Sabotage in der Ostsee: Drei Seeleute der „Eagle S“ in Finnland angeklagt

Härnosand taz | Die finnische Generalstaatsanwaltschaft hat am Montag in Helsinki mehr als ein halbes Jahr nach der Beschädigung von fünf Unterseekabeln in der Ostsee Anklage erhoben. Sie wirft dem Kapitän sowie dem Ersten und dem Zweiten Offizier des Öltankers „Eagle S“ unter anderem schwere Sabotage und schwere Störung des Telekommunikationsverkehrs vor.

Laut der finnischen Zeitung Ilta-Sanomat handelt es sich bei den Angeklagten um Männer aus Georgien und Indien im Alter zwischen 30 und 40 Jahren. Sie weisen die Vorwürfe demnach zurück und argumentieren zudem, die finnische Gerichtsbarkeit sei nicht zuständig für Vorfälle außerhalb ihrer Hoheitsgewässer.

Der zuständige stellvertretende Generalstaatsanwalt Jukka Rappe sieht das anders. Er sagte der Zeitung Helsingin Sanomat, die Schäden seien innerhalb Finnlands verursacht worden, auch wenn die Tat selbst außerhalb der Grenzen begangen wurde. Deshalb halte er Finnland für zuständig. Rappe meint, den Angeklagten zumindest in Teilen absichtliches Handeln nachweisen zu können.

Rappe unterstrich, wie schwerwiegend die Folgen durch den Ausfall kritischer Infrastruktur für eine Gesellschaft sein könnten. Zwar habe Finnland die verursachten Schäden an Strom- und Datenkabeln zwischenzeitlich anderweitig kompensieren können. Doch das Land wäre nach seiner Auffassung in ernsthaften Schwierigkeiten gewesen, hätten die Behörden das Schiff nicht gestoppt, sodass es möglicherweise alle Kabel im Finnischen Meerbusen gekappt hätte.

Zwei Störungen innerhalb weniger Monate

Am ersten Weihnachtstag 2024 war zunächst der Ausfall des Stromkabels Estlink 2 zwischen Finnland und Estland bemerkt worden, nach und nach wurden weitere Schäden entdeckt.

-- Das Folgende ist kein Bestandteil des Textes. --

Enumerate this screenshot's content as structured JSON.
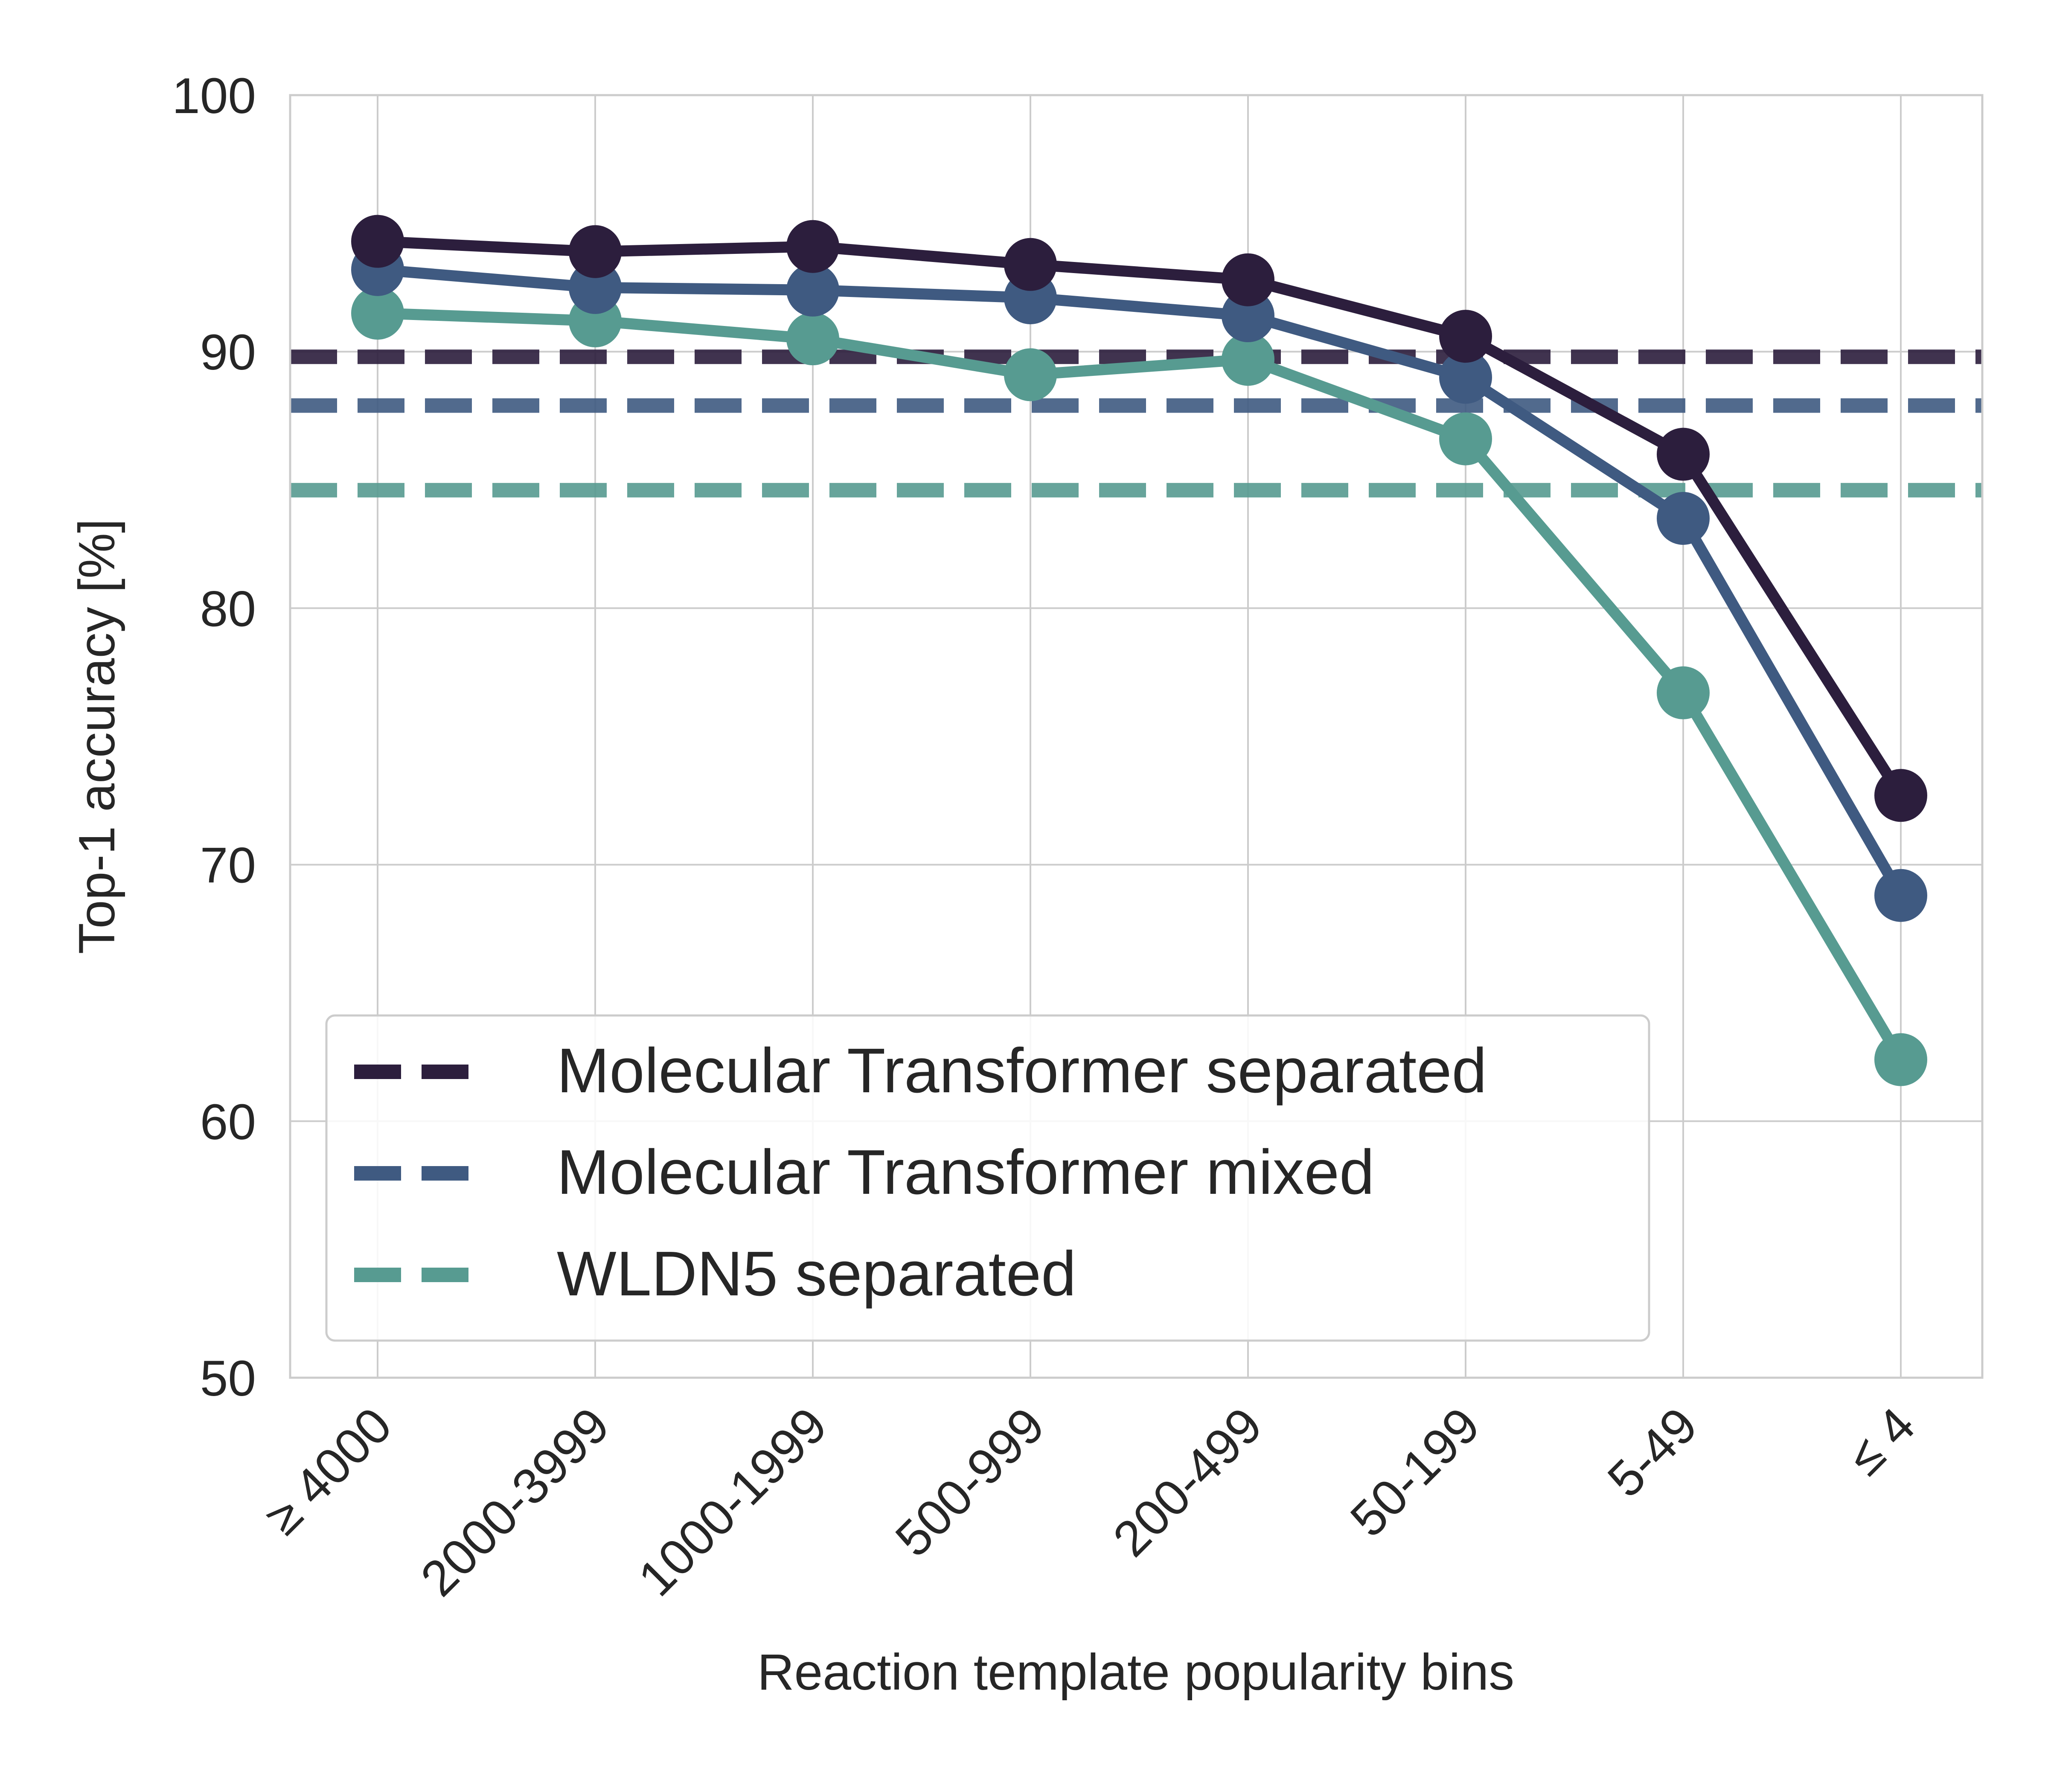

Einer davon betraf das Datenkabel C-Lion1, das von Helsinki nach Rostock führt – die zweite Störung innerhalb weniger Monate.

Schon kurz nach dem Vorfall verdächtigten finnische Behörden die unter Flagge der Cookinseln fahrende „Eagle S“, absichtlich den Anker über den Meeresboden gezogen zu haben, um Kabel zu zerstören. Sie ­fanden eine knapp 100 Kilometer lange Schleifspur am Meeresboden, die dort endete, wo der Tanker seinen Anker gelichtet habe.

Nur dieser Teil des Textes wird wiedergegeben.